Is this a one-off? Once the 500 copies are sold will there be any more Neil Comic Digests? Or reprints of this one? If people want to pick it up, will it be sold at Neil’s shows or is there a website you’d like people to look to?
We’re not sure about reprints after the first 500, but if all goes well we plan on putting out another volume. People can get copies at Neil Hamburger’s live shows or at our website www.blankstareentertainment.com, (we’ll ship internationally too!) and we’re working on getting copies out to some cool retailers… if they’ll have us.
The old time comic ads in the book, at first I scrutinized them trying to find if they were jokes, but they seem to be actual old ads, what was the thinking behind putting those in?
The original plan was to do our own fake 50’s/60’s ads, a la “The Book of Subgenius,” but after doing some research and scrounging around old comic shops, we found that actual ads from the 50’s/60’s were much more ridiculous and awesome than anything we could come up with ourselves. It was a cool feeling, spending hours looking through old books and finding these amazing advertisements. We felt, it was our duty to get them out into the world again.
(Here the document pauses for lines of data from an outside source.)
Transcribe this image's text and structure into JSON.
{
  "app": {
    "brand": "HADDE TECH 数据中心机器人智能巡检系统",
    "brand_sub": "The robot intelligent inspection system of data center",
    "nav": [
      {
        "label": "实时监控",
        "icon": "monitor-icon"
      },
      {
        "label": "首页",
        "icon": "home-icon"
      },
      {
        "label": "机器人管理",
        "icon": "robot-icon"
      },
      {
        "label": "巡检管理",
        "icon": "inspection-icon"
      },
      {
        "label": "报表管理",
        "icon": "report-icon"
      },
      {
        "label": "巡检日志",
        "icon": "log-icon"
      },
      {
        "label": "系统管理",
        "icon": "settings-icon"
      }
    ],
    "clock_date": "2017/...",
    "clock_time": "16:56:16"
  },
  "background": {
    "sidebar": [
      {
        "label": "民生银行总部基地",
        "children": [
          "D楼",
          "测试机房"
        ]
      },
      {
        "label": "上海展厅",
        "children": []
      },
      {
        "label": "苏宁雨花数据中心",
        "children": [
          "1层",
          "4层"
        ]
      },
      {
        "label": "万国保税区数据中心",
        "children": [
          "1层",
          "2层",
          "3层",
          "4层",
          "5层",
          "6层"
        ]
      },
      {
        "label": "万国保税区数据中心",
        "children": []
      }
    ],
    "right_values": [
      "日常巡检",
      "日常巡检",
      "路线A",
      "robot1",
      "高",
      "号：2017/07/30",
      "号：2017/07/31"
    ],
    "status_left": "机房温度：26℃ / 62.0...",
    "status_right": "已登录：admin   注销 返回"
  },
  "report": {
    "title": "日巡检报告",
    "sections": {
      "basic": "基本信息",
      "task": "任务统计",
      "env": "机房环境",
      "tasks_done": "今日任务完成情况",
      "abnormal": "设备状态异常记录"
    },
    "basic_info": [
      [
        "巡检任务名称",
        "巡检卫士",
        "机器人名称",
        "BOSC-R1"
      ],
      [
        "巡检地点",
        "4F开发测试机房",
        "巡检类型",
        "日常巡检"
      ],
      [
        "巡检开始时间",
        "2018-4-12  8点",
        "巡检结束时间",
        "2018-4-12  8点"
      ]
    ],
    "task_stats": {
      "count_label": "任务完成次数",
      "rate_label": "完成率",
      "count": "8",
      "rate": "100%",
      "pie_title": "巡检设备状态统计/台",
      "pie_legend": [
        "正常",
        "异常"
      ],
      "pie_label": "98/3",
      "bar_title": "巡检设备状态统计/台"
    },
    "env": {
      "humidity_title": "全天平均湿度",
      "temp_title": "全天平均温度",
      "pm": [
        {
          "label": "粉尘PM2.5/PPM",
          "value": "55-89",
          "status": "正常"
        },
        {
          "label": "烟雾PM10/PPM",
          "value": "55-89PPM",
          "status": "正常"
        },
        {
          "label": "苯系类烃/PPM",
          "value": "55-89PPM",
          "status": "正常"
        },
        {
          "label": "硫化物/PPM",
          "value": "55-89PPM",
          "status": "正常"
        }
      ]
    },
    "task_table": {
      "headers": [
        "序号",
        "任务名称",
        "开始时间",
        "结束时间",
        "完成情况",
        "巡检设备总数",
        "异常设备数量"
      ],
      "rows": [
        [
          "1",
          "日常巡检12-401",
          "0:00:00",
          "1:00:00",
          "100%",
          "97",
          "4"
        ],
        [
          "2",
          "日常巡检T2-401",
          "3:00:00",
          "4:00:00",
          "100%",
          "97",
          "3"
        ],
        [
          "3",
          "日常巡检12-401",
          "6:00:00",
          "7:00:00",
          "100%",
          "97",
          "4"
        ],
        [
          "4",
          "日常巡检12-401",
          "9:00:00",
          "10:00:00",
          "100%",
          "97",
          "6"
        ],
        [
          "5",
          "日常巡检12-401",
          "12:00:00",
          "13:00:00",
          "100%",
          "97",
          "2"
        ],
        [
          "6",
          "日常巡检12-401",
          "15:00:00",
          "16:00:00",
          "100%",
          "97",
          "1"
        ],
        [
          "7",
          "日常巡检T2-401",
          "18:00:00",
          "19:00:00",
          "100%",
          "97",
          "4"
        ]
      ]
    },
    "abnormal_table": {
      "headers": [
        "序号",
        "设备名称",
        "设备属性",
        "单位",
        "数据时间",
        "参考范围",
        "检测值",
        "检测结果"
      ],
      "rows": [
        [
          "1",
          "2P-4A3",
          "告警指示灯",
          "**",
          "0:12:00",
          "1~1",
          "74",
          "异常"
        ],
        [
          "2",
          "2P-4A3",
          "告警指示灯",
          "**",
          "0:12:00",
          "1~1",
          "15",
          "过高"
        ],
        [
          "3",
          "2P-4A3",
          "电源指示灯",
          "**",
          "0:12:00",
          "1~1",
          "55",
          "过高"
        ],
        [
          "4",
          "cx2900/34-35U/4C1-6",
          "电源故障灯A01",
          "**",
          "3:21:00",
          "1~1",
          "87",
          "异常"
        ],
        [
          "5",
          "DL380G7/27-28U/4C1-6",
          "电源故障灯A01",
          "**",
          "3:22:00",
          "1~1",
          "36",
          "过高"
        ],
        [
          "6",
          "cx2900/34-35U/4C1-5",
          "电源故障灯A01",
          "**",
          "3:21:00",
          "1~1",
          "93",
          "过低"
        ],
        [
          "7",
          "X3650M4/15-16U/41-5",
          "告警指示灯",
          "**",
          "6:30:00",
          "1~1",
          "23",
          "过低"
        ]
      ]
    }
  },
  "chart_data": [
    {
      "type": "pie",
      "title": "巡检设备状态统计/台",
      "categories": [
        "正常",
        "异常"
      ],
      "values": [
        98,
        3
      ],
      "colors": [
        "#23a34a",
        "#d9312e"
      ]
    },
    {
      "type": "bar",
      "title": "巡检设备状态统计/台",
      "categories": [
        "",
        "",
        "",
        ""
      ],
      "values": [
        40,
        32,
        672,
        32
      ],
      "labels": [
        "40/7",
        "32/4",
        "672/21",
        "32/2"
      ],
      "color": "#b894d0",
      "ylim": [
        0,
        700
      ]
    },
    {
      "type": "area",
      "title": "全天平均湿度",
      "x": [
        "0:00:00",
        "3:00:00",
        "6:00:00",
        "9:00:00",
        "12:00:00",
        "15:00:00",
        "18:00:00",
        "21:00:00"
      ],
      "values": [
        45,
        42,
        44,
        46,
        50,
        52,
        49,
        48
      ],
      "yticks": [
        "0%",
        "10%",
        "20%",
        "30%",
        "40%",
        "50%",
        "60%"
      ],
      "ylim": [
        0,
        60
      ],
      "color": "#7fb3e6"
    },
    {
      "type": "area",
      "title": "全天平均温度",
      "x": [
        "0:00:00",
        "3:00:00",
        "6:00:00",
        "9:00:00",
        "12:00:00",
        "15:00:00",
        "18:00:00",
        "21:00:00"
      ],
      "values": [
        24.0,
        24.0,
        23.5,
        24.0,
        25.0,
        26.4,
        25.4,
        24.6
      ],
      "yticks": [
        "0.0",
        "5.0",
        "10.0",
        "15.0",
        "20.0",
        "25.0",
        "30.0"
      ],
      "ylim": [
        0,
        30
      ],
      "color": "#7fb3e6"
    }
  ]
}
For a book that seems to be aimed at a very specific section of fandom (comics AND neil hamburger) it actually does a pretty good job of highlighting various time periods and genres of comic books, from the “Classics Illustrated” style strip, to the obvious Jack Kirby influenced one. Was this a conscious decision or a happy accident?
We know this sounds real douchey, but it was completely intentional and our initial pitch to Gregg was; drop Neil Hamburger and his world view into a “love letter” to comics history. We really love the digest format, from the Archie books our mommies bought us at the grocery store to the crazy underground comix digests that Crumb and friends put out in the 60’s/70’s. Sometimes, people forget how many genres comic creators have created besides superhero’s. If you look hard enough you can find comics in about any genre that exists in entertainment. Bottom line, we love all comics and have a bunch more stories where Neil will ruin other classic genres!